As far as I can tell, Harapan and Umno/PAS are playing the same racial and religious game, but the Umno/PAS combo is doing a better job. They are not constrained – yet – by non-Malay expectations. All they have to do is bang the drum and people will come to them. Why? Because we get non-Malay political operatives claiming that Umno/PAS are Taliban. This muddies the waters.
I talked about the futility of this kind of rhetoric here: “ Firstly, the Taliban ideology is not anathema to the mostly conservative Malay base that Bersatu wants to court. Secondly, it gives the far right the opportunity to claim this as another instance of the DAP not respecting Islam. There is no dissonance in these statements because the base that Umno/PAS represents, and which Bersatu and the other Malay powerbrokers in Harapan want, has no problem believing the DAP is insulting Islam, while believing that there is nothing wrong with the Taliban ideology.”
However, it is more than just playing the game strategically. “Extremism” flourishes for a variety of reasons.
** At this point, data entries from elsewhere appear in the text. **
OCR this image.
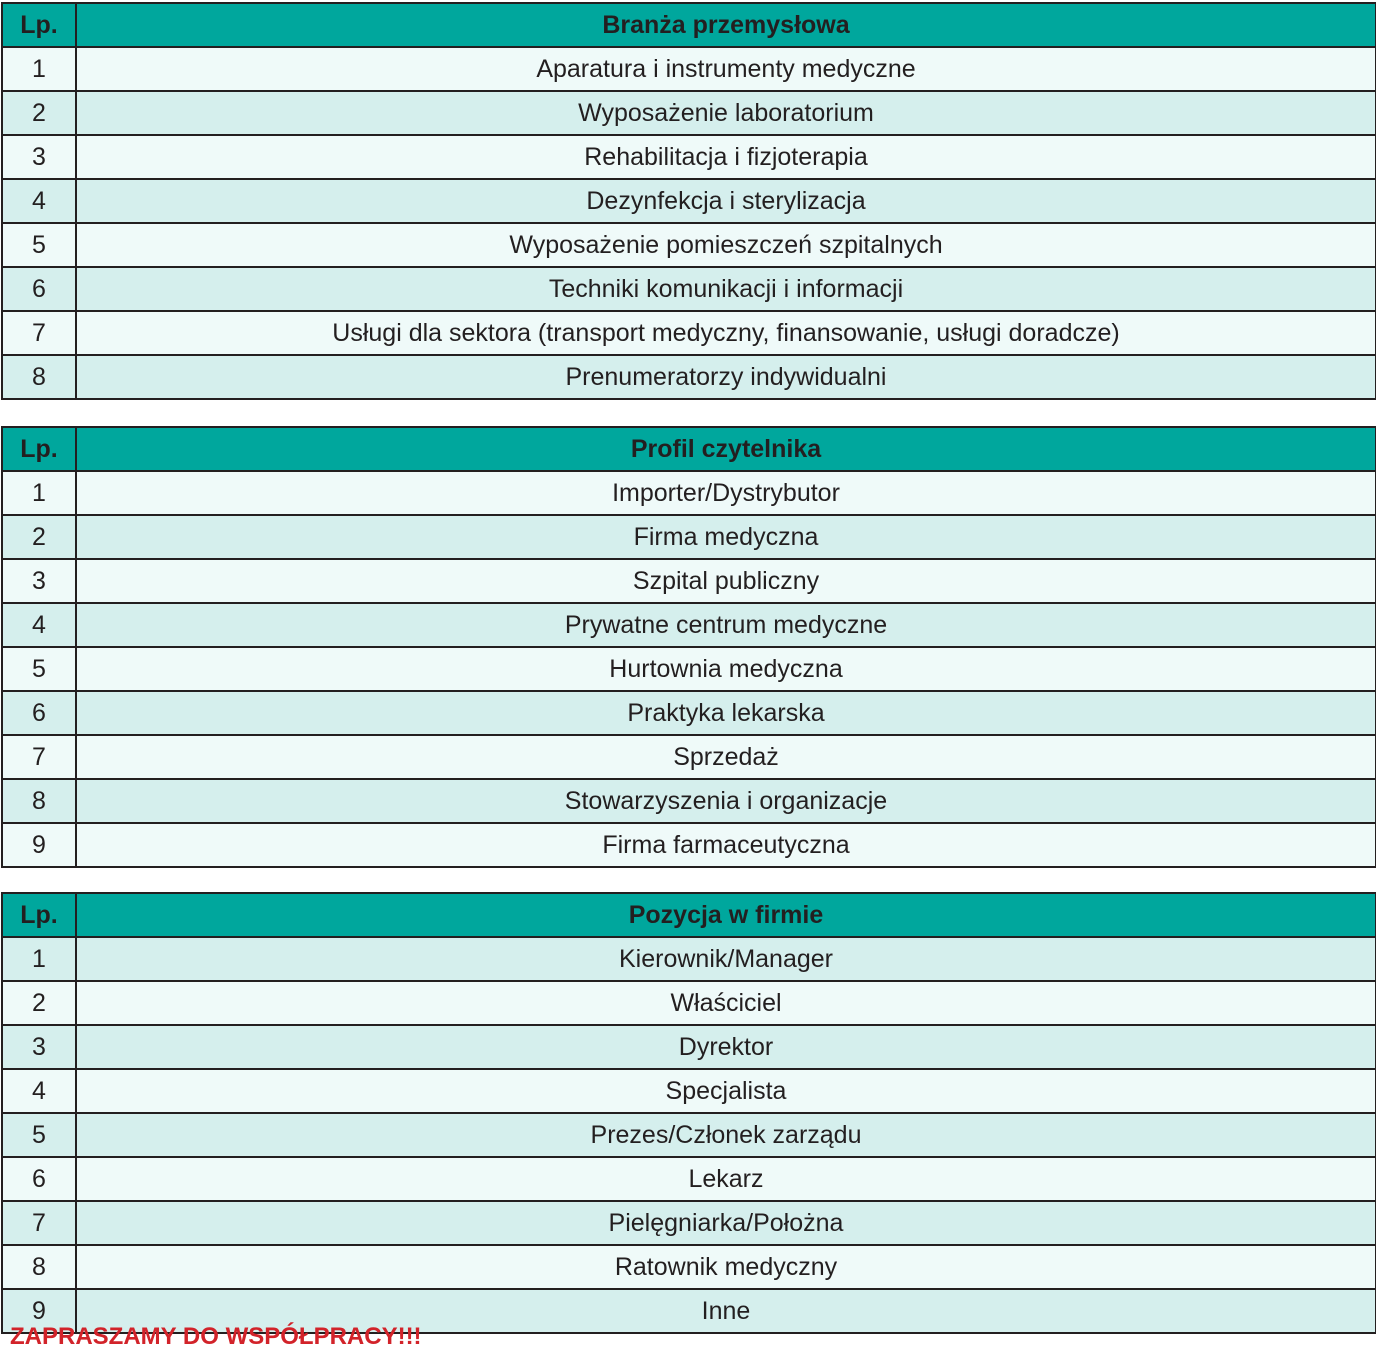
Lp.	Branża przemysłowa
1	Aparatura i instrumenty medyczne
2	Wyposażenie laboratorium
3	Rehabilitacja i fizjoterapia
4	Dezynfekcja i sterylizacja
5	Wyposażenie pomieszczeń szpitalnych
6	Techniki komunikacji i informacji
7	Usługi dla sektora (transport medyczny, finansowanie, usługi doradcze)
8	Prenumeratorzy indywidualni
Lp.	Profil czytelnika
1	Importer/Dystrybutor
2	Firma medyczna
3	Szpital publiczny
4	Prywatne centrum medyczne
5	Hurtownia medyczna
6	Praktyka lekarska
7	Sprzedaż
8	Stowarzyszenia i organizacje
9	Firma farmaceutyczna
Lp.	Pozycja w firmie
1	Kierownik/Manager
2	Właściciel
3	Dyrektor
4	Specjalista
5	Prezes/Członek zarządu
6	Lekarz
7	Pielęgniarka/Położna
8	Ratownik medyczny
9	Inne

ZAPRASZAMY DO WSPÓŁPRACY!!!
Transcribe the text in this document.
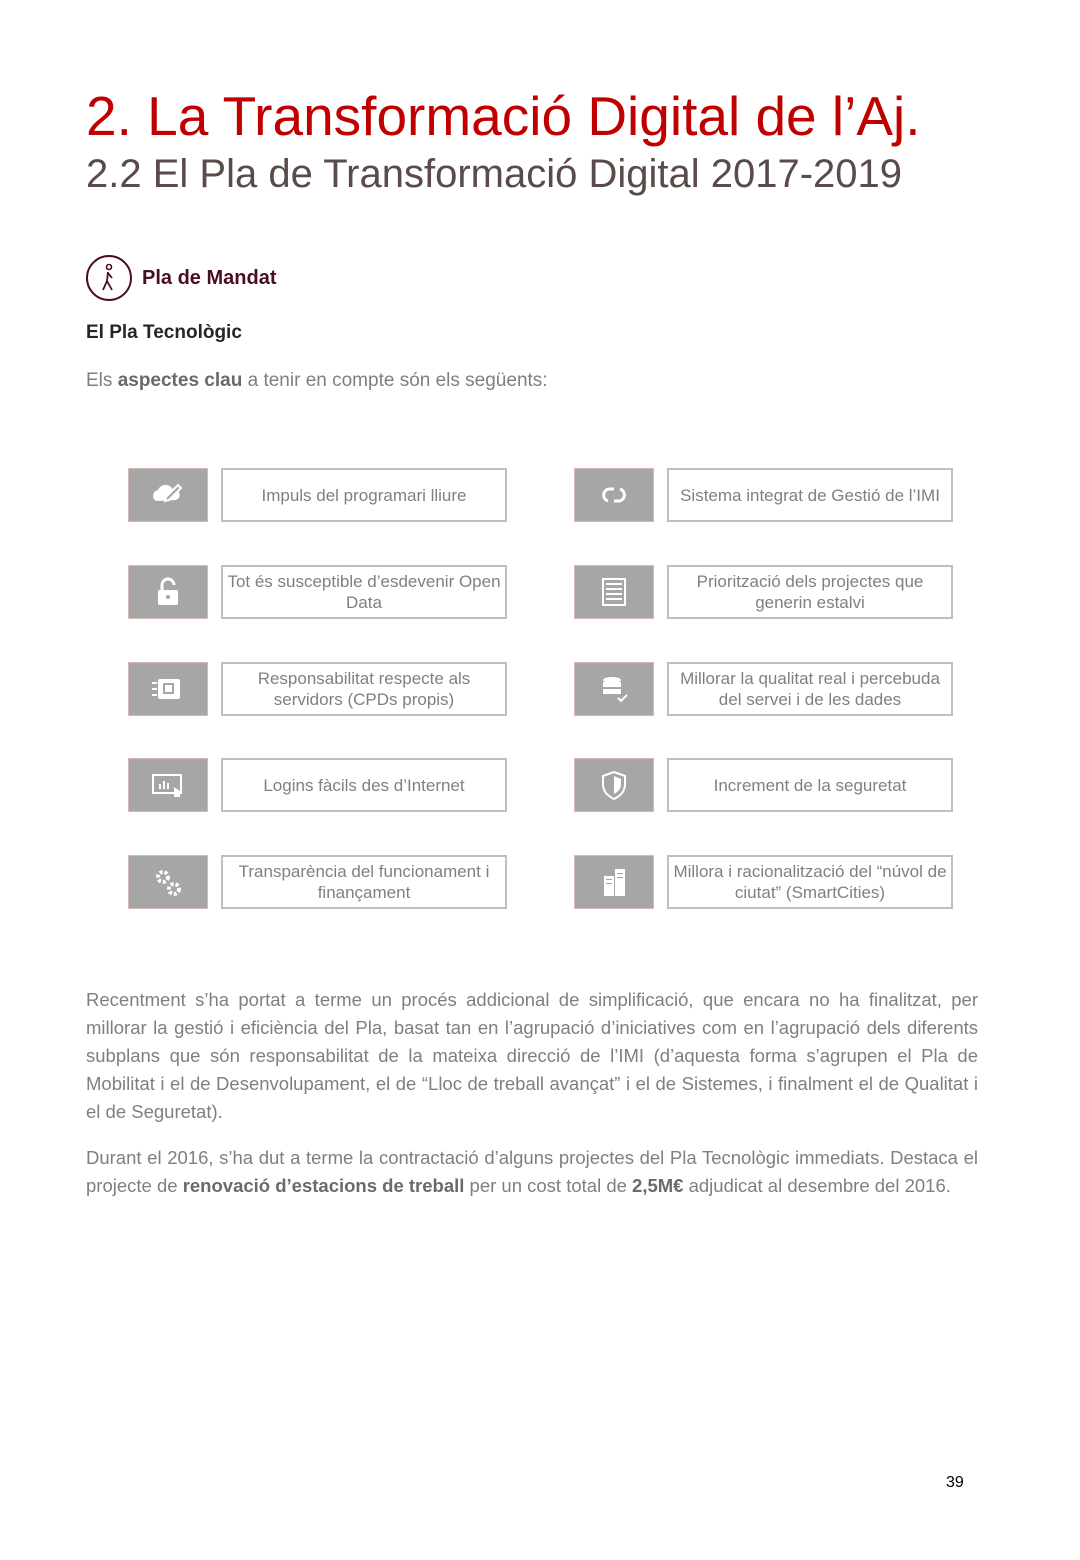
2. La Transformació Digital de l’Aj.
2.2 El Pla de Transformació Digital 2017-2019
Pla de Mandat
El Pla Tecnològic
Els aspectes clau a tenir en compte són els següents:
Impuls del programari lliure	Sistema integrat de Gestió de l’IMI
Tot és susceptible d’esdevenir Open Data
Priorització dels projectes que generin estalvi
Responsabilitat respecte als servidors (CPDs propis)
Millorar la qualitat real i percebuda del servei i de les dades
Logins fàcils des d’Internet	Increment de la seguretat
Transparència del funcionament i finançament
Millora i racionalització del “núvol de ciutat” (SmartCities)
Recentment s’ha portat a terme un procés addicional de simplificació, que encara no ha finalitzat, per millorar la gestió i eficiència del Pla, basat tan en l’agrupació d’iniciatives com en l’agrupació dels diferents subplans que són responsabilitat de la mateixa direcció de l’IMI (d’aquesta forma s’agrupen el Pla de Mobilitat i el de Desenvolupament, el de “Lloc de treball avançat” i el de Sistemes, i finalment el de Qualitat i el de Seguretat).
Durant el 2016, s’ha dut a terme la contractació d’alguns projectes del Pla Tecnològic immediats. Destaca el projecte de renovació d’estacions de treball per un cost total de 2,5M€ adjudicat al desembre del 2016.
39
But the kind of domestic extremism that Howard is talking about, is not the geo-political problem he erroneously links it to. The reality is not that Harapan is facing an extremist threat, but rather the foundations of mainstream Malaysian politics have extremist elements.
Instead of inspiring young people and advocating an inclusive policy, what the Harapan government seems to be doing is conforming to an agenda set out by Umno/PAS, while the non-Malay political operatives keep silent and occasionally write about how “extremism” is an impediment to nation-building.
Harapan has the power, if not the majority support.  It should exercise that power. Encourage alternative narratives and make sure the rural heartlanders are exposed to it with the propaganda organs of the state. When Harapan caves in to Umno/PAS religious demands, people see weakness. They see that Umno/PAS are better at protecting Islam than the weaklings who talk big, but ultimately dance to the tune of Umno/PAS. Even when it comes to backing a non-Malay political operative, Harapan's Malay political operatives are scared to do so.
Imagine what would happen if the federal government had the kind of gumption that Umno/PAS have. Imagine if they decided to offer narratives which they believed in as fervently as those in PAS? Imagine if the discourse was not controlled by the far right?
Howard, extremism is not an impediment to nation-building. It is the complete lack of political will in encouraging a plurality of religious voices, the mendacity of propagating ideas which are not grounded in policy, and hiding behind realpolitik when pressed to fulfil election promises.